Les 4 D peuvent conduire à une autre forme de « départ volontaire », celui-là subtilement déguisé en mort naturelle : c’est ce qu’on appelle le syndrome de glissement. Le vieillard, plus ou moins subrepticement, cesse de s’alimenter, ne prend plus ses médicaments indispensables, ou bien en triple ou quadruple la dose. Il se laisse glisser vers la mort. Pour lui, cette manière de faire – qui, il faut le souligner, est plus ou moins consciente – comporte l’avantage d’épargner à ses proches l’idée que leur vieux parent s’est suicidé.
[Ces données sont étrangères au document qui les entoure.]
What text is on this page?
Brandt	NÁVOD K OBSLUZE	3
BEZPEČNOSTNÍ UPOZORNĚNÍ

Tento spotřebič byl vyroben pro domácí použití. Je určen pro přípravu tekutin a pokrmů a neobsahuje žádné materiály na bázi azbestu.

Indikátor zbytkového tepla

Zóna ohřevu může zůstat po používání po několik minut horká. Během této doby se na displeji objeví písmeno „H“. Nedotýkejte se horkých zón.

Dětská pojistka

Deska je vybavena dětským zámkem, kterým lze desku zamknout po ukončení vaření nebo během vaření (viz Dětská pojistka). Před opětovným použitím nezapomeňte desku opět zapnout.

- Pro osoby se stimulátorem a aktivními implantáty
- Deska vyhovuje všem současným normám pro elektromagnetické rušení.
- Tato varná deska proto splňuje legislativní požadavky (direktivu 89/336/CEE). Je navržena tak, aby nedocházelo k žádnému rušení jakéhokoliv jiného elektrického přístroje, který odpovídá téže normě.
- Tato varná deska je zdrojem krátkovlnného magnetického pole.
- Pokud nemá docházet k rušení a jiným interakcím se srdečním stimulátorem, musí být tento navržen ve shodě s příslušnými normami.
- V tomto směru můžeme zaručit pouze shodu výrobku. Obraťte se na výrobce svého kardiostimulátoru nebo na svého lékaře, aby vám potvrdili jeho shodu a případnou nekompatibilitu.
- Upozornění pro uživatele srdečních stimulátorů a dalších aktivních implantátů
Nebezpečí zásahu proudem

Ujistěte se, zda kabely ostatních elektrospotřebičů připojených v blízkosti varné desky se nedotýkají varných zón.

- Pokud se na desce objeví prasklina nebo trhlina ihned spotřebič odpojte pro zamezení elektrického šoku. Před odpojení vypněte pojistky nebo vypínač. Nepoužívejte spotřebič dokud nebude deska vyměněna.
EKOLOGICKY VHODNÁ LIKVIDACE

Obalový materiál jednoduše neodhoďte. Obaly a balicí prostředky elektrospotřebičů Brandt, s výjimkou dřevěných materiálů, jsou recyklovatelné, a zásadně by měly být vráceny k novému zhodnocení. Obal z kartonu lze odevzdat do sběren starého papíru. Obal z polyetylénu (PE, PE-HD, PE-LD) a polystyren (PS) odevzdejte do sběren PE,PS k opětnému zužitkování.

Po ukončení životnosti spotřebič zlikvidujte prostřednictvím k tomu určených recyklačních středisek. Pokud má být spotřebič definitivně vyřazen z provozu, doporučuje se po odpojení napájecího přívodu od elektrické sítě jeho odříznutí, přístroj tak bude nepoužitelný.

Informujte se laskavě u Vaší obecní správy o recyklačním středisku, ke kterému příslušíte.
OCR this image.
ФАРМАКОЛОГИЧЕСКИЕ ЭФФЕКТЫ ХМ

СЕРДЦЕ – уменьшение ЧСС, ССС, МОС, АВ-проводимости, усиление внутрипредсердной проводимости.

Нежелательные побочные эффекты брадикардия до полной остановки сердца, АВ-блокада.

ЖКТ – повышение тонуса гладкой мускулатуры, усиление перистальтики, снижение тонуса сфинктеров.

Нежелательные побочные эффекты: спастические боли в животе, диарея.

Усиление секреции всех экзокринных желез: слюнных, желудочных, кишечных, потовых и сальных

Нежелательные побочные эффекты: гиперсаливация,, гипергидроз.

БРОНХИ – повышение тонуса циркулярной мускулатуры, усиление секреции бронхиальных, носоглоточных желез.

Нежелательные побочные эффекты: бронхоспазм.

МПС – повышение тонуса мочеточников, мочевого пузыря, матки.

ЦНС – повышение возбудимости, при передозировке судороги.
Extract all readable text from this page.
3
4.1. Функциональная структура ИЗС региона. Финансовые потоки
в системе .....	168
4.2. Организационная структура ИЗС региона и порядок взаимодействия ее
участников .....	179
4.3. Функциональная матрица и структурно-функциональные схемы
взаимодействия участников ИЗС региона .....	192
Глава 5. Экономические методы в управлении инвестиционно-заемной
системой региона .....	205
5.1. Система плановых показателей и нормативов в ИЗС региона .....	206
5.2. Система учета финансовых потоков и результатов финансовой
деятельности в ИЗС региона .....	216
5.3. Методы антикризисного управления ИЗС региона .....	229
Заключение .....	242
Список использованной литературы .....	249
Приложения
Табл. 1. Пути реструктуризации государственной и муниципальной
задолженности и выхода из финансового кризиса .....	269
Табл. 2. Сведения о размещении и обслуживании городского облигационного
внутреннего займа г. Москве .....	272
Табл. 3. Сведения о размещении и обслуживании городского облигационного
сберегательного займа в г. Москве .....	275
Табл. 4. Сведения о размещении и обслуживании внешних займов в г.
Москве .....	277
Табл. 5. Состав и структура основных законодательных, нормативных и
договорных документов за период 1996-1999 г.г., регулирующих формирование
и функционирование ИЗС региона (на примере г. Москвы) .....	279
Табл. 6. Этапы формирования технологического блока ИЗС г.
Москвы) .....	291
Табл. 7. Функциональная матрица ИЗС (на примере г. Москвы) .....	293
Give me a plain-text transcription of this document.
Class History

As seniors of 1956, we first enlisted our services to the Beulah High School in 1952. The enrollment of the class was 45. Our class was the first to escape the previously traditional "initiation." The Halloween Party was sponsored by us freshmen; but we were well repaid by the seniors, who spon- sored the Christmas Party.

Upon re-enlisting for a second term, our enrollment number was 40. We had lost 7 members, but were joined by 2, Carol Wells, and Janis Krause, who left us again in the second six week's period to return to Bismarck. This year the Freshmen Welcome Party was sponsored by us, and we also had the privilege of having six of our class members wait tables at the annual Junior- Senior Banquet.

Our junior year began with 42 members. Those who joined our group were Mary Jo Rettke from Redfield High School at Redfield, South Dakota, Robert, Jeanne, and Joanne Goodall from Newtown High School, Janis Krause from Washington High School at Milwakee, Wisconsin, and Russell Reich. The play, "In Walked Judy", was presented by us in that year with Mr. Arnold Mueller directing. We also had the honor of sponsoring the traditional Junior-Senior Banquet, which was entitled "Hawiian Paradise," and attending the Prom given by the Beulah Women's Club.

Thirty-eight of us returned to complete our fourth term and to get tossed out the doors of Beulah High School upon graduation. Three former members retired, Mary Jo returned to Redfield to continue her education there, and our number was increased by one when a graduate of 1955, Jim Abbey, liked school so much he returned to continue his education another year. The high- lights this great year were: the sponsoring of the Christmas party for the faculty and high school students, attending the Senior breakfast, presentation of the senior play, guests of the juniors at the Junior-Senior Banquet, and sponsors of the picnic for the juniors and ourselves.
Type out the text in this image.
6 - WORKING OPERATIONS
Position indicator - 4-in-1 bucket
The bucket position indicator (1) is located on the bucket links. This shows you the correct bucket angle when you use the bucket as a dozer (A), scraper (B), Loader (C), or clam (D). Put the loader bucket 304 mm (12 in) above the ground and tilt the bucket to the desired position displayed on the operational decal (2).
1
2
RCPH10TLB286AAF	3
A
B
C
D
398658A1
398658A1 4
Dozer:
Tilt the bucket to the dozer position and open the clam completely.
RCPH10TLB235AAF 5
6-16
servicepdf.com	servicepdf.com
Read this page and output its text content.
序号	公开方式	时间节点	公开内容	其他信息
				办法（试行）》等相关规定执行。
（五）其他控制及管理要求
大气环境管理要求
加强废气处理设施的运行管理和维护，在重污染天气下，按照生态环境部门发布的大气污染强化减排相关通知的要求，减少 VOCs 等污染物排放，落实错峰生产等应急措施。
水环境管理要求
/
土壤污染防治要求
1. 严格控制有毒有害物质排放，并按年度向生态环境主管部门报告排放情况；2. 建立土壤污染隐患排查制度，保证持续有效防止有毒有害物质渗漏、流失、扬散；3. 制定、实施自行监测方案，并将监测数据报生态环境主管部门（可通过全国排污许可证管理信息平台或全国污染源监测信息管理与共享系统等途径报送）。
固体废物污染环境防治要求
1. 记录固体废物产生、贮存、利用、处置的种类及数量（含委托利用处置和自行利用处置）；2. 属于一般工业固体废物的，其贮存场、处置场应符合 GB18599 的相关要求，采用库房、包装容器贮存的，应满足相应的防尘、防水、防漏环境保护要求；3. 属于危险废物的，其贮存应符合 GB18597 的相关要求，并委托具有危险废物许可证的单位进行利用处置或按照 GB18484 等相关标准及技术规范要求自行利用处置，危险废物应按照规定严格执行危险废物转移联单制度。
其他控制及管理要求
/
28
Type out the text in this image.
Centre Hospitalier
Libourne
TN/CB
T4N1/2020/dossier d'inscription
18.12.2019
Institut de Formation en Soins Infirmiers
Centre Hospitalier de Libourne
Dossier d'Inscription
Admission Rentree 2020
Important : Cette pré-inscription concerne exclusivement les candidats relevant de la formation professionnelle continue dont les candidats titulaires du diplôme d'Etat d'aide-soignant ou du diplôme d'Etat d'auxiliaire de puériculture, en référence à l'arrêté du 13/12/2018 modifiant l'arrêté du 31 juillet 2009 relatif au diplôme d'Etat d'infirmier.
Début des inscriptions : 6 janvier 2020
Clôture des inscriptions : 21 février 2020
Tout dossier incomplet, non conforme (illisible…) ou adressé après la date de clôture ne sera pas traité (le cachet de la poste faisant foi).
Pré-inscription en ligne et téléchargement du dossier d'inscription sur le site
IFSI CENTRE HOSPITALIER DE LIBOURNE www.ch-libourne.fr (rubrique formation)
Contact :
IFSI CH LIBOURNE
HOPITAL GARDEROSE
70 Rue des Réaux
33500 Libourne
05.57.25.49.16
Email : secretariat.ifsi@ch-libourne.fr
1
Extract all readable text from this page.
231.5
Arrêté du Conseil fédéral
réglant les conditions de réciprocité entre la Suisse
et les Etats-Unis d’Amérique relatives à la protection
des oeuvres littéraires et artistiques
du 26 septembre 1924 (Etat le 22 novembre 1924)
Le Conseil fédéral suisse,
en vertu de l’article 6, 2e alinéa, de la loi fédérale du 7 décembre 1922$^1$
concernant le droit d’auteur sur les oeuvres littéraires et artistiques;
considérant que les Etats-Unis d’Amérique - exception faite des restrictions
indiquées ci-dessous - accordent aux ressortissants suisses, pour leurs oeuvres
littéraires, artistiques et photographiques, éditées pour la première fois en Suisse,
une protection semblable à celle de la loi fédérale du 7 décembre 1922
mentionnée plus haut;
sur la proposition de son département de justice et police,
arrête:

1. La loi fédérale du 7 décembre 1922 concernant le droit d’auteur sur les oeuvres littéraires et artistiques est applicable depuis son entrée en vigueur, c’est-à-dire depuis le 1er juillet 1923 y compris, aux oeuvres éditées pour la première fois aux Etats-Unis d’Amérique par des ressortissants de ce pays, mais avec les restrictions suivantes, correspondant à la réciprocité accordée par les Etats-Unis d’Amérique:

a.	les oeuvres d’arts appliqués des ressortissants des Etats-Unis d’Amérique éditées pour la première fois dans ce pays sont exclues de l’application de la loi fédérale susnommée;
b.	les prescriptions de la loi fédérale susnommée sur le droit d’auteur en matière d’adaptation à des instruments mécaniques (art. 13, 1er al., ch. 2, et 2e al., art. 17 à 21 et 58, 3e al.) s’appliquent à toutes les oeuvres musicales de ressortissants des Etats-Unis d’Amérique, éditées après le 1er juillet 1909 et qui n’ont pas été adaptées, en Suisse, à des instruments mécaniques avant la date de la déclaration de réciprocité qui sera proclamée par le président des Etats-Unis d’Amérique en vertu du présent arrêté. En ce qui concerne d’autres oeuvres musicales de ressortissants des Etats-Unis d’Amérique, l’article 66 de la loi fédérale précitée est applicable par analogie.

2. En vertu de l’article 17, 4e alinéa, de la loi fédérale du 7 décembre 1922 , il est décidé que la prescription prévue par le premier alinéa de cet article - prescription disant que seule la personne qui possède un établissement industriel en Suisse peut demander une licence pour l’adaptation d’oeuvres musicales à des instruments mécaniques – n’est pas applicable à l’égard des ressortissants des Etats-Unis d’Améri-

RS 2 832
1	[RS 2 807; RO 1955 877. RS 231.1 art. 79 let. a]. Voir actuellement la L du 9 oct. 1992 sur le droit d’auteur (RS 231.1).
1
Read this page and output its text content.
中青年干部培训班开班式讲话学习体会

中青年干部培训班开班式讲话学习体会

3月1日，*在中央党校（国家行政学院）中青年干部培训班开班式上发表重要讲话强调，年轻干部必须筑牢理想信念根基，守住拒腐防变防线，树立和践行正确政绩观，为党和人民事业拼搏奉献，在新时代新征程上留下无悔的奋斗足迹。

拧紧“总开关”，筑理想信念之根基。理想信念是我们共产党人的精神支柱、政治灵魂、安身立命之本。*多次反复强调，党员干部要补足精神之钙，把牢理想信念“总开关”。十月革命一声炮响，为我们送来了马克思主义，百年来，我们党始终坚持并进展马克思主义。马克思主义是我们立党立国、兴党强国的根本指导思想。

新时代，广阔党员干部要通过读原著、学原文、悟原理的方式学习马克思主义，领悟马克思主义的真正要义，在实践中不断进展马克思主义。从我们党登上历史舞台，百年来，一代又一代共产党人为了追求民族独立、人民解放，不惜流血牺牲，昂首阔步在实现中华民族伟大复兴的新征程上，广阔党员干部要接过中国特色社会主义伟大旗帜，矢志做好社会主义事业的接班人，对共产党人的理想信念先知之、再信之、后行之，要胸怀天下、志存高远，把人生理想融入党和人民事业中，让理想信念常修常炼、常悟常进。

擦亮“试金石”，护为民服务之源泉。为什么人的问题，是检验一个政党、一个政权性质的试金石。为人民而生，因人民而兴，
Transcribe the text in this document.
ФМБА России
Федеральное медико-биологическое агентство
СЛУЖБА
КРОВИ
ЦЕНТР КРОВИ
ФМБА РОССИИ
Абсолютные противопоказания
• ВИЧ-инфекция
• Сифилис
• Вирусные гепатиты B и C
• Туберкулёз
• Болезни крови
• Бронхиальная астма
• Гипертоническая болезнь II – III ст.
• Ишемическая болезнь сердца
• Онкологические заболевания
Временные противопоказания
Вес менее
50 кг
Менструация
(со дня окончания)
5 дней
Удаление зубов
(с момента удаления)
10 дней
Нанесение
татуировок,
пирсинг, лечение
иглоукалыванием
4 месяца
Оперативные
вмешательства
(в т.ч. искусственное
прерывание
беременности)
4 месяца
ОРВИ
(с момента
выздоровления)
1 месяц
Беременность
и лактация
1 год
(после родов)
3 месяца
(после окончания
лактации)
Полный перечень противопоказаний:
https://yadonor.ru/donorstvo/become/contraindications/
Parfois, la famille et le médecin traitant n’ont aucun doute sur l’origine de cette mort, mais le mot d’ordre reste : « Silence ! »

La prévention 

Notre société moderne s’est concentrée sur la prévention du suicide chez les jeunes, ce qui est parfaitement compréhensible dans la mesure où la mort d’une personne jeune est toujours un choc, une sorte de scandale, une atteinte à l’ordre des choses. Mais cette préoccupation légitime ne devrait pas faire oublier qu’il y a aussi des moyens de prévenir le suicide chez les personnes âgées, et qu’il faut tout faire pour les mettre en œuvre. 

La première chose, et c’est ce qui fait encore trop souvent défaut aujourd’hui, c’est bien sûr la détection précoce de la dépression et des tendances suicidaires qui peuvent en découler.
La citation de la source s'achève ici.